By Margaret Nongo-Okojokwu,

Marathon Oil has reported second quarter 2018 net income of $96 million, or $0.11 per diluted share, which includes the impact of certain items not typically represented in analysts’ earnings estimates and that would otherwise affect comparability of results. Adjusted net income was $126 million, or $0.15 per diluted share. Net operating cash flow was $767 million, or $849 million before changes in working capital.
Highlights
Total production averaged 419,000 net boed; U.S. production averaged 298,000 net boed, both up 5% (ex-Libya) compared to the prior quarter U.S. resource plays averaged 285,000 net boed, up 6% compared to the prior quarter with all four basins growing sequentially Eagle Ford production increased to 106,000 net boed, up 2% sequentially; 39 wells to sales had an average 30-day initial production (IP) rate of 1,880 boed (66% oil)

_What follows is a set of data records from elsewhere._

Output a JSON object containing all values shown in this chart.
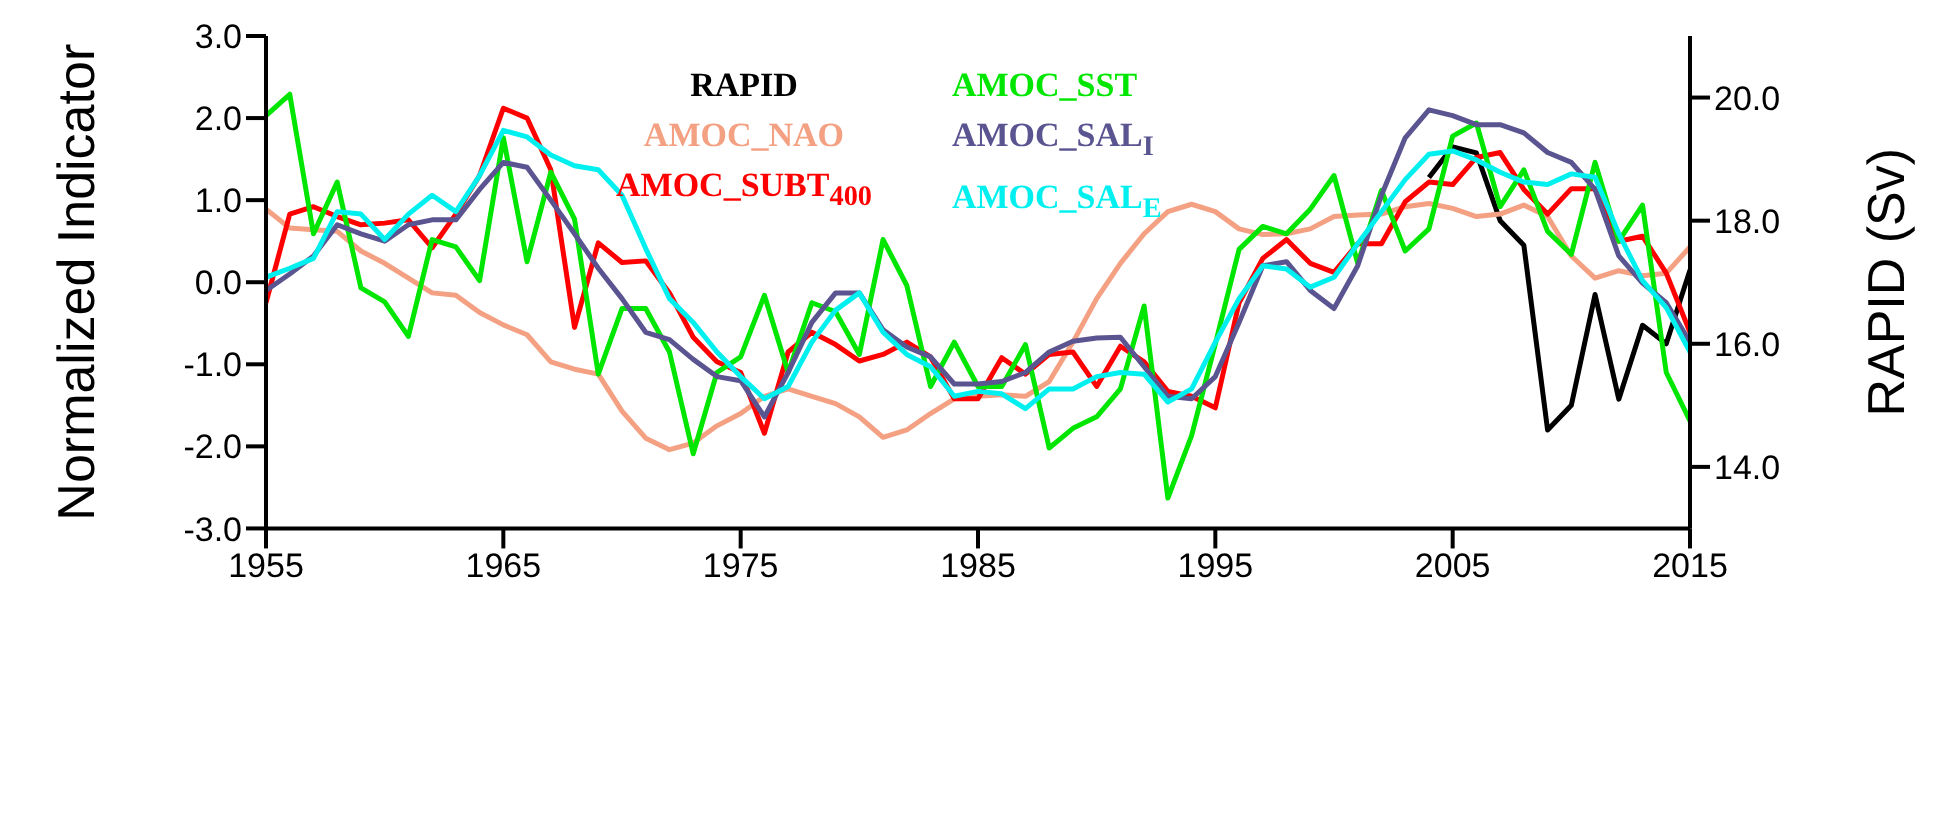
{
  "chart_data": {
    "type": "line",
    "ylabel": "Normalized Indicator",
    "y2label": "RAPID (Sv)",
    "x": [
      1955,
      1956,
      1957,
      1958,
      1959,
      1960,
      1961,
      1962,
      1963,
      1964,
      1965,
      1966,
      1967,
      1968,
      1969,
      1970,
      1971,
      1972,
      1973,
      1974,
      1975,
      1976,
      1977,
      1978,
      1979,
      1980,
      1981,
      1982,
      1983,
      1984,
      1985,
      1986,
      1987,
      1988,
      1989,
      1990,
      1991,
      1992,
      1993,
      1994,
      1995,
      1996,
      1997,
      1998,
      1999,
      2000,
      2001,
      2002,
      2003,
      2004,
      2005,
      2006,
      2007,
      2008,
      2009,
      2010,
      2011,
      2012,
      2013,
      2014,
      2015
    ],
    "xlim": [
      1955,
      2015
    ],
    "xticks": [
      1955,
      1965,
      1975,
      1985,
      1995,
      2005,
      2015
    ],
    "ylim": [
      -3,
      3
    ],
    "yticks": [
      {
        "value": -3,
        "label": "-3.0"
      },
      {
        "value": -2,
        "label": "-2.0"
      },
      {
        "value": -1,
        "label": "-1.0"
      },
      {
        "value": 0,
        "label": "0.0"
      },
      {
        "value": 1,
        "label": "1.0"
      },
      {
        "value": 2,
        "label": "2.0"
      },
      {
        "value": 3,
        "label": "3.0"
      }
    ],
    "y2lim": [
      13,
      21
    ],
    "y2ticks": [
      {
        "value": 14,
        "label": "14.0"
      },
      {
        "value": 16,
        "label": "16.0"
      },
      {
        "value": 18,
        "label": "18.0"
      },
      {
        "value": 20,
        "label": "20.0"
      }
    ],
    "grid": false,
    "legend": "top",
    "marker": "none",
    "line_style": "solid",
    "series": [
      {
        "name": "RAPID",
        "color": "#000000",
        "axis": "y2",
        "x": [
          2004,
          2005,
          2006,
          2007,
          2008,
          2009,
          2010,
          2011,
          2012,
          2013,
          2014,
          2015
        ],
        "values": [
          18.7,
          19.2,
          19.1,
          18.0,
          17.6,
          14.6,
          15.0,
          16.8,
          15.1,
          16.3,
          16.0,
          17.2
        ]
      },
      {
        "name": "AMOC_NAO",
        "color": "#f4a082",
        "values": [
          0.89,
          0.66,
          0.64,
          0.62,
          0.38,
          0.23,
          0.05,
          -0.13,
          -0.16,
          -0.37,
          -0.52,
          -0.64,
          -0.97,
          -1.06,
          -1.12,
          -1.57,
          -1.9,
          -2.04,
          -1.96,
          -1.75,
          -1.6,
          -1.39,
          -1.3,
          -1.39,
          -1.48,
          -1.64,
          -1.89,
          -1.8,
          -1.6,
          -1.42,
          -1.39,
          -1.37,
          -1.39,
          -1.21,
          -0.73,
          -0.2,
          0.23,
          0.59,
          0.86,
          0.95,
          0.86,
          0.65,
          0.58,
          0.59,
          0.65,
          0.8,
          0.82,
          0.83,
          0.92,
          0.96,
          0.9,
          0.8,
          0.83,
          0.94,
          0.8,
          0.32,
          0.05,
          0.14,
          0.08,
          0.11,
          0.43
        ]
      },
      {
        "name": "AMOC_SUBT$_{400}$",
        "color": "#ff0000",
        "values": [
          -0.25,
          0.83,
          0.92,
          0.8,
          0.7,
          0.72,
          0.76,
          0.42,
          0.83,
          1.3,
          2.12,
          2.0,
          1.37,
          -0.55,
          0.48,
          0.24,
          0.26,
          -0.13,
          -0.67,
          -0.97,
          -1.1,
          -1.84,
          -0.85,
          -0.61,
          -0.76,
          -0.96,
          -0.88,
          -0.73,
          -0.91,
          -1.42,
          -1.42,
          -0.92,
          -1.12,
          -0.88,
          -0.85,
          -1.27,
          -0.78,
          -0.97,
          -1.33,
          -1.39,
          -1.53,
          -0.25,
          0.29,
          0.52,
          0.23,
          0.12,
          0.47,
          0.47,
          0.98,
          1.22,
          1.19,
          1.52,
          1.58,
          1.13,
          0.83,
          1.14,
          1.14,
          0.5,
          0.56,
          0.11,
          -0.61
        ]
      },
      {
        "name": "AMOC_SST",
        "color": "#00e600",
        "values": [
          2.03,
          2.29,
          0.59,
          1.22,
          -0.07,
          -0.24,
          -0.66,
          0.52,
          0.43,
          0.02,
          1.76,
          0.25,
          1.34,
          0.77,
          -1.12,
          -0.32,
          -0.32,
          -0.85,
          -2.09,
          -1.1,
          -0.91,
          -0.16,
          -1.1,
          -0.25,
          -0.36,
          -0.88,
          0.52,
          -0.04,
          -1.27,
          -0.73,
          -1.27,
          -1.27,
          -0.76,
          -2.02,
          -1.78,
          -1.64,
          -1.3,
          -0.29,
          -2.63,
          -1.87,
          -0.75,
          0.4,
          0.68,
          0.59,
          0.89,
          1.3,
          0.23,
          1.12,
          0.38,
          0.65,
          1.78,
          1.94,
          0.92,
          1.37,
          0.62,
          0.34,
          1.46,
          0.5,
          0.94,
          -1.1,
          -1.69
        ]
      },
      {
        "name": "AMOC_SAL$_{I}$",
        "color": "#5a5490",
        "values": [
          -0.1,
          0.1,
          0.32,
          0.7,
          0.59,
          0.5,
          0.7,
          0.76,
          0.76,
          1.13,
          1.46,
          1.4,
          1.0,
          0.59,
          0.17,
          -0.2,
          -0.61,
          -0.7,
          -0.94,
          -1.15,
          -1.2,
          -1.64,
          -1.1,
          -0.49,
          -0.13,
          -0.13,
          -0.58,
          -0.79,
          -0.91,
          -1.24,
          -1.24,
          -1.21,
          -1.1,
          -0.85,
          -0.72,
          -0.68,
          -0.67,
          -1.03,
          -1.39,
          -1.42,
          -1.15,
          -0.49,
          0.2,
          0.25,
          -0.1,
          -0.32,
          0.2,
          1.06,
          1.76,
          2.1,
          2.03,
          1.92,
          1.92,
          1.82,
          1.58,
          1.46,
          1.13,
          0.32,
          -0.01,
          -0.25,
          -0.73
        ]
      },
      {
        "name": "AMOC_SAL$_{E}$",
        "color": "#00f0f0",
        "values": [
          0.06,
          0.17,
          0.29,
          0.86,
          0.83,
          0.52,
          0.83,
          1.06,
          0.86,
          1.3,
          1.85,
          1.77,
          1.55,
          1.42,
          1.37,
          1.06,
          0.41,
          -0.2,
          -0.49,
          -0.85,
          -1.15,
          -1.42,
          -1.27,
          -0.73,
          -0.34,
          -0.13,
          -0.61,
          -0.88,
          -1.03,
          -1.39,
          -1.33,
          -1.36,
          -1.54,
          -1.3,
          -1.3,
          -1.15,
          -1.1,
          -1.12,
          -1.46,
          -1.3,
          -0.73,
          -0.2,
          0.2,
          0.16,
          -0.06,
          0.06,
          0.47,
          0.86,
          1.25,
          1.56,
          1.6,
          1.49,
          1.34,
          1.22,
          1.19,
          1.32,
          1.28,
          0.59,
          0.02,
          -0.31,
          -0.85
        ]
      }
    ]
  }
}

Bakken production averaged 82,000 net boed, up 11% sequentially, with oil production up 14%; 21 wells to sales averaged a 30-day IP rate of 2,700 boed (77% oil); Winona and Mamie wells in West Myrmidon set new basin Three Forks records on 30-day IP oil rate; three new Elk Creek wells averaged a 30-day IP rate of 2,530 boed (72% oil) Oklahoma production averaged 80,000 net boed, up 7% sequentially; four-well Lightner SCOOP Woodford infill pad delivered an average 30-day IP rate of 2,620 boed (48% oil) on equivalent eight-well per section spacing Northern Delaware production averaged 17,000 net boed; six new wells from the Cypress infill pilot averaged 1,235 boed IP 30 (52% oil) and the three-well Fiddle Fee pad averaged 1,745 boed IP 30 (66% oil); executed agreement for water gathering and disposal in Eddy County
In July, closed on the sale of three non-core, non-operated conventional assets in the U.S., including two in the Gulf of Mexico, further concentrating and simplifying the portfolio Raised both 2018 total Company oil and boe production guidance and 2018 resource play oil and boe production guidance, with no change to 2018 development capital budget
‘Another quarter of outstanding operational execution across our multi-basin U.S. portfolio has driven better than expected production in the resource plays, and has enabled us to raise our annual resource play production guidance for the second consecutive quarter with no increase to our development capital budget. Our Eagle Ford and Bakken asset teams continue to set the standard for performance in their respective basins, while our Oklahoma and Northern Delaware assets progress important multi-well infill tests,’ said Marathon Oil president and CEO Lee Tillman. ‘Additionally, we continue to benefit from about half of our oil production for the quarter being linked to LLS or Brent, and the flexibility afforded by our differentiated position in the four best U.S. unconventional plays.
In the second half of the year, we plan to drill our first exploration well in the emerging Louisiana Austin Chalk play as we continue our pursuit of low entry cost opportunities to enhance full-cycle returns. Our focus remains on execution and capital discipline, and we generated more than $250 million in organic free cash flow in the second quarter. We remain on track to deliver a strong rate of change in our key financial performance metrics highlighted by an expected annual increase of more than 70 percent in corporate cash return on invested capital (CROIC) at current strip prices.’